Rashi is fairly subdued here, but does suggest that the reason for the thirst will be that ruach ha-kodesh, the holy spirit, will have left the people. This is certainly something that Rashi would put years before him; therefore, he seems to be reading our passage as a prophecy which had already been realized before the rabbinic era.
His younger colleague, Rav Yosef Kara, is more explicit. He points to the end of the first commonwealth, translating the famine as a lack of prophecy, and notes that after the end of the Davidic dynasty, only Chaggai, Zekharya and Malakhi prophesize.
In a similar vein, ibn Ezra notes the deliberate irony (as pointed out above) in Amos’s words — that Amatzya has ordered him not to prophesize — and now Amos is foretelling a time when all of the prophets will be dead.
Radak follows this thinking and explains the next verse — that they will travel far to find the word of God — as being due to the fact that there will be no more prophets and they will desperately want to know what their future holds.
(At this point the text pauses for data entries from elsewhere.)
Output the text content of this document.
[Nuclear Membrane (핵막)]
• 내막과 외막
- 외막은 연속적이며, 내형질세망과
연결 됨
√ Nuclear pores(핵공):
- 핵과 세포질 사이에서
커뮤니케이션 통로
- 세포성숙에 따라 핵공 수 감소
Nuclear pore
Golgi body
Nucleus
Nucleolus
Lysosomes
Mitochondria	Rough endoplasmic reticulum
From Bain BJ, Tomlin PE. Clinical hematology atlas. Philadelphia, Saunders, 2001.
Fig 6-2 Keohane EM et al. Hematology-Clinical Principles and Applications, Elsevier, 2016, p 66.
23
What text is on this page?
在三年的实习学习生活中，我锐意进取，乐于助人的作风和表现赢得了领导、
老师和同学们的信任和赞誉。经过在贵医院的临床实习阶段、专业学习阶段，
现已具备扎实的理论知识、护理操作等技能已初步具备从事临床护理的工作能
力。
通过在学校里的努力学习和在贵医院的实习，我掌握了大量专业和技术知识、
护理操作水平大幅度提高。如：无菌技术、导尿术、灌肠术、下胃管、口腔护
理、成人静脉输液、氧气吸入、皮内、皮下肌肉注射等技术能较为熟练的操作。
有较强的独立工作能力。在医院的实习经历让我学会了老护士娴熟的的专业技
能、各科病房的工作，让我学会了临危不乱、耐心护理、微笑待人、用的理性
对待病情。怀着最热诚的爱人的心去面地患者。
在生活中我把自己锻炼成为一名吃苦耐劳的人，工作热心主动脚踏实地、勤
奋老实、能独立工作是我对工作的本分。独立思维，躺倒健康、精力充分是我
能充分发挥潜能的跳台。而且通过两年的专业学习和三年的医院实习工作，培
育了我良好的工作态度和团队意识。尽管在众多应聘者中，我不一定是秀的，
R. Eliezer of Beaugency adds an innovative twist to this approach. He maintains that Amos is pronouncing that they will have such an accumulation of troubles that they will go far and wide to find out if their awful situation is permanent or if there is an end in sight.
In sum, we find that the Rishonim all take a position that Amos’s prophecy is “proximate” and fairly immediate, speaking to the direct experience of prophecy which the people (or at least their leaders) eschew, and predicting a time when they will all go thirsting after the literal “word of God” (i.e. nevua) and will not be able to find i/t.
The Midrash, on the other hand, sees Amos’s words as reaching far into the future, to a time that many would claim speaks of modern Man and his constant state of existential crisis.
An honest assessment of the text leads us to believe that it is deliberately ambiguous and allows, simultaneously, for both readings. To the immediate audience of Amos, the words speak of an end of prophecy. To the eternal audience of the Jewish people through the generations, it speaks to one potential end-of-days scenario.
In next week’s shiur, we will continue our study of Amos’s eschatological (or not) visions.

[1] The Midrash ends up associating the expounded verse with Aharon, thus connecting it with the base text at Vayikra 8:1, the sanctification of the priests.
[2] See Margaliot, Vayikra Rabba, Vol. 1, p. 197, footnote to line 6.
[3] One unable to pronounce certain letters, stammerer (Jastrow).
[4] See Tehillim 105:16; compare with II Melakhim 8:1.
[5] Toledot 64; Bereishit 25.
[6] See also Otzar Ha-midrashim (Eisenstein), Hallel, p. 129.
[7] This phrase usually refers to the “return” to Yavneh in the middle of the 2nd century CE; however since the rabbis credit the first Yavneh generation with the composition of Eduyot, one might argue that this tosefta refers to the 1st-century establishment of the academy there.